The finance minister was castigated in the House of Commons for allowing the zoom lens of a television camera to get an advance peek at the budget April 18 - particularly the page indicating that $4.6 billion ($3.8 billion US) was being earmarked for capital projects aimed at pulling Canada out of recession.
Some think Mr. Lalonde added $200 million to the budget (raising public works expenditures to $4.8 billion) out of embarrassment for ''leaking'' the budget figures. Others say he was thinking about raising the public works budget anyway.
Whatever his reason, Lalonde can expect Canadians to take a good close look at his budget message - to determine how much, as the Globe and Mail said, ''is good, and how much is show.''
But there is little doubt here that Canada is in deep economic distress. ''There is a lot of suffering in the (Canadian) west, in Sudbury,'' a University of Toronto professor said on the television program ''Canada AM'' April 20 in comment on the budget message.
He and others stressed the unemployment problem, worrying that amid signs of a slow but steady recovery in the United States Canada's own economic recovery was at best ''spotty'' and probably wouldn't be helped much by the budget.
Some analysts say Canadians use the fact of living next to the US as more of an excuse than may be valid. Canada cannot boom when the US economy is lagging, for the two economies are intimately tied together, they say.
But many Canadian economists, as well as some Liberal and opposition Progressive Conservative politicians, believe Canada ought to to do as well, if not a bit better, than the US in difficult times. The Canadian economy is smaller, they argue, and more manageable.
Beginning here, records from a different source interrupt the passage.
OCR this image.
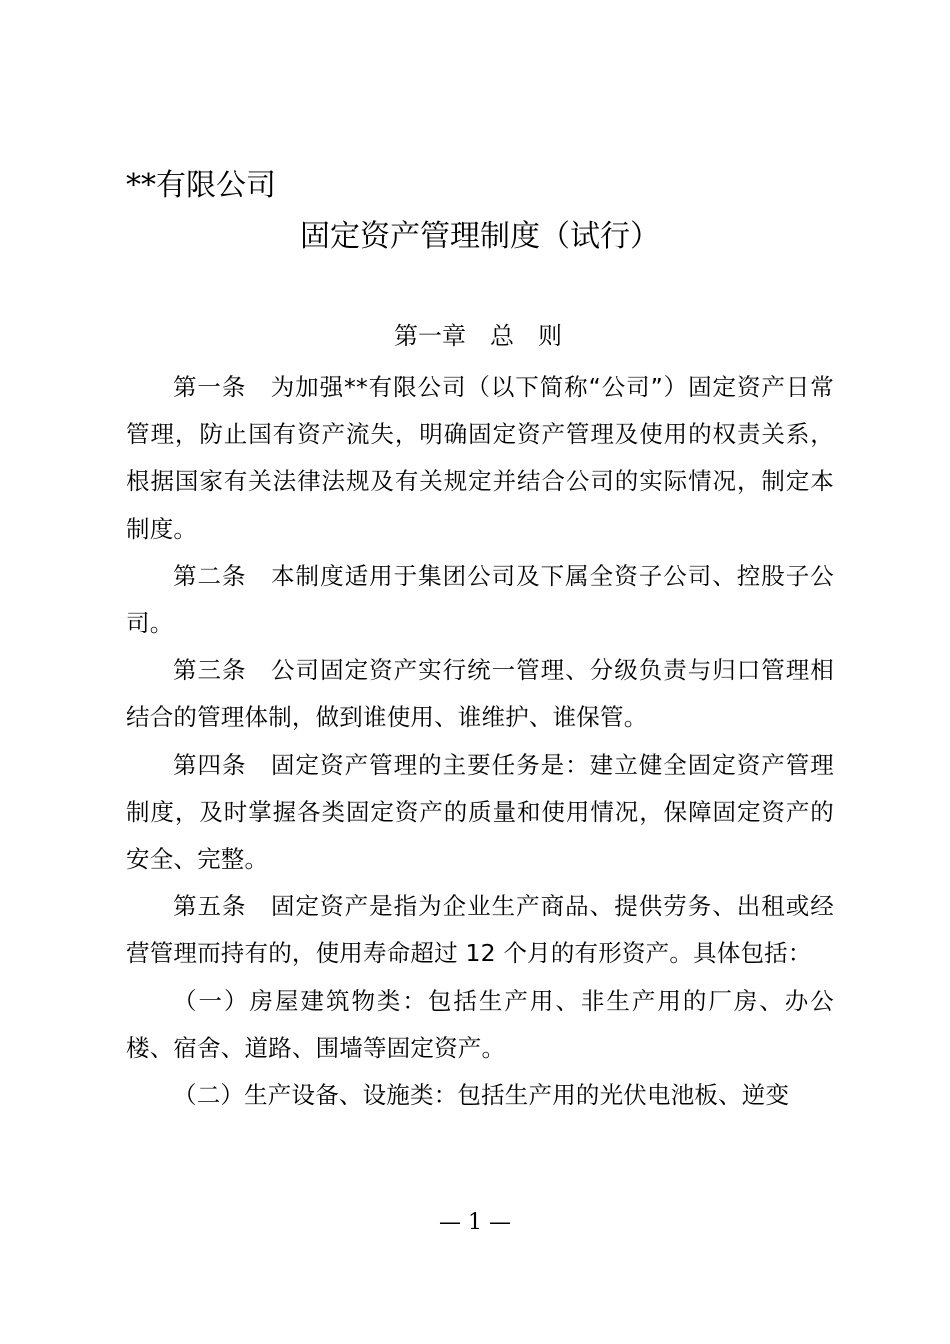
**有限公司
固定资产管理制度（试行）
第一章　总　则

第一条　为加强**有限公司（以下简称“公司”）固定资产日常管理，防止国有资产流失，明确固定资产管理及使用的权责关系，根据国家有关法律法规及有关规定并结合公司的实际情况，制定本制度。

第二条　本制度适用于集团公司及下属全资子公司、控股子公司。

第三条　公司固定资产实行统一管理、分级负责与归口管理相结合的管理体制，做到谁使用、谁维护、谁保管。

第四条　固定资产管理的主要任务是：建立健全固定资产管理制度，及时掌握各类固定资产的质量和使用情况，保障固定资产的安全、完整。

第五条　固定资产是指为企业生产商品、提供劳务、出租或经营管理而持有的，使用寿命超过 12 个月的有形资产。具体包括：

（一）房屋建筑物类：包括生产用、非生产用的厂房、办公楼、宿舍、道路、围墙等固定资产。

（二）生产设备、设施类：包括生产用的光伏电池板、逆变

— 1 —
Some Canadians are calling on the government to shave all wages about 3 percent, cut business profits and government spending by the same amount, and reduce expenditures all around to stimulate the economy.
Would it work? No one knows for sure, but Austria, linked to its larger neighbor Germany, has stimulated the Austrian economy with a 3 percent cut - and some say Canada could do the same. The Austrian economy is performing better than that of Germany.
Yet the Lalonde budget does not incorporate such an approach. So Canadians are going to try to ride out the recession, hoping that the US recovery will somehow pull the Canadian economy along, too.